Eine verzweifelte Frau in einem orangefarbenen Overall stoppt eine Beerdigung, indem sie einen Sarg mit einer Axt zertrümmert und enthüllt, dass der Verstorbene wie durch ein Wunder noch am Leben ist.

Die Luft auf dem Friedhof von St. Jude war schwer vom Duft der Lilien und dem gedämpften Gemurmel der trauernden Verwandten. Es sollte ein letzter, würdevoller Abschied von Elias Vance sein, einem Mann, dessen stilles Leben ihm eine gewaltige, feierliche Anteilnahme eingebracht hatte. Doch die Stille wurde vom Dröhnen eines Motors zerrissen, als ein Transportwagen auf das Gras schlitterte. Noch bevor die Sargträger den makellosen weißen Sarg in die Erde herablassen konnten, sprang eine Frau in einem leuchtend orangefarbenen Overall aus dem Fahrzeug. Sie bewegte sich mit einem furchteinflößenden, zielstrebigen Fokus und schwang eine schwere Feuerwehraxt, die sie aus dem Notfallset des Transporters entwendet hatte. Die Trauernden erstarrten in kollektiver Lähmung, als sie die Klinge mit einem markerschütternden Schrei schwang und der scharfe Stahl tief in das polierte Holz biss.

Sie ignorierte die entsetzten Aufschreie und die panischen Rufe des Bestatters, der vergeblich versuchte, sie wegzuzerren. Mit jedem Schlag schrie sie, dass Elias noch atme, ihre Augen weit aufgerissen mit einer verzweifelten, fieberhaften Gewissheit. Das Holz splitterte unter ihrem Angriff und schleuderte Stücke des weißen Lacks in die Gesichter der Trauernden in der ersten Reihe. Als der Deckel schließlich nachgab, ließ sie die Axt fallen und beugte sich in die gezackte Öffnung, ihr Ohr gegen das dunkle Samtinnere gepresst. „Er ist da drin!“, jammerte sie, ihre Stimme brach im Wind. „Ich kann ihn hören! Er kämpft!“ Die Menge drängte nach vorn, hin- und hergerissen zwischen dem Impuls, sie zu überwältigen, und der plötzlichen, schauderhaften Angst, dass ihr Wahnsinn einen Funken unmöglicher Wahrheit enthalten könnte.

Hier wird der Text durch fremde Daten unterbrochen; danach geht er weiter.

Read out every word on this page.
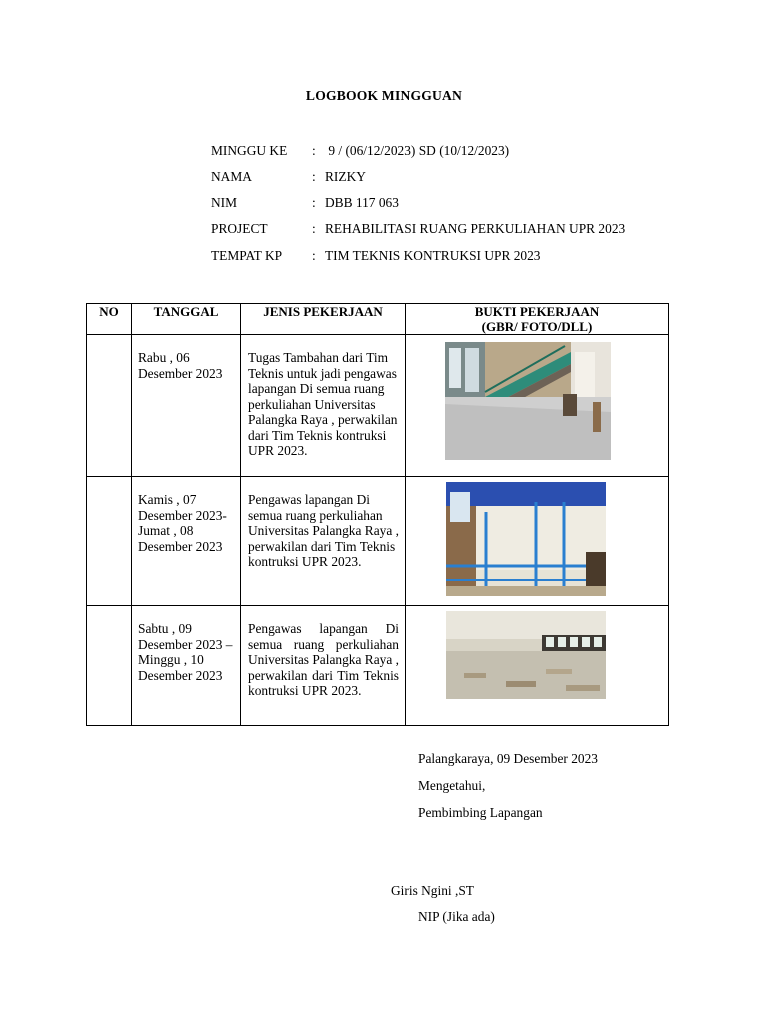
LOGBOOK MINGGUAN
MINGGU KE : 9 / (06/12/2023) SD (10/12/2023)
NAMA	: RIZKY
NIM	: DBB 117 063
PROJECT	: REHABILITASI RUANG PERKULIAHAN UPR 2023
TEMPAT KP : TIM TEKNIS KONTRUKSI UPR 2023
NO	TANGGAL	JENIS PEKERJAAN	BUKTI PEKERJAAN
(GBR/ FOTO/DLL)

	Rabu , 06 Desember 2023	Tugas Tambahan dari Tim Teknis untuk jadi pengawas lapangan Di semua ruang perkuliahan Universitas Palangka Raya , perwakilan dari Tim Teknis kontruksi UPR 2023.	

	Kamis , 07 Desember 2023- Jumat , 08 Desember 2023	Pengawas lapangan Di semua ruang perkuliahan Universitas Palangka Raya , perwakilan dari Tim Teknis kontruksi UPR 2023.	

	Sabtu , 09 Desember 2023 – Minggu , 10 Desember 2023	Pengawas lapangan Di semua ruang perkuliahan Universitas Palangka Raya , perwakilan dari Tim Teknis kontruksi UPR 2023.	
Palangkaraya, 09 Desember 2023
Mengetahui,
Pembimbing Lapangan
Giris Ngini ,ST
NIP (Jika ada)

Der örtliche Sheriff, ein Mann, der Elias seit dreißig Jahren kannte, trat vor, um einzugreifen, seine Hand schwebte über seinem Holster. Er griff nach dem gezackten, gesplitterten Loch im Sarg, in der Absicht, die Frau zurückzuziehen und der Schändung ein Ende zu setzen. Die Spannung auf dem Friedhof erreichte ihren Siedepunkt; das einzige Geräusch war das schluchzende Atmen der Frau und das Pfeifen des Windes durch die nahen Kiefern. Doch gerade als die Finger des Sheriffs das Holz berührten, hallte ein unheimliches Stöhnen aus dem Inneren des Kastens wider. Der gesamte Sarg erzitterte heftig, und dann, mit einem Geräusch wie ein Schuss, barst der Deckel durch eine Kraft von innen nach oben und schleuderte die Frau rücklings auf das Gras.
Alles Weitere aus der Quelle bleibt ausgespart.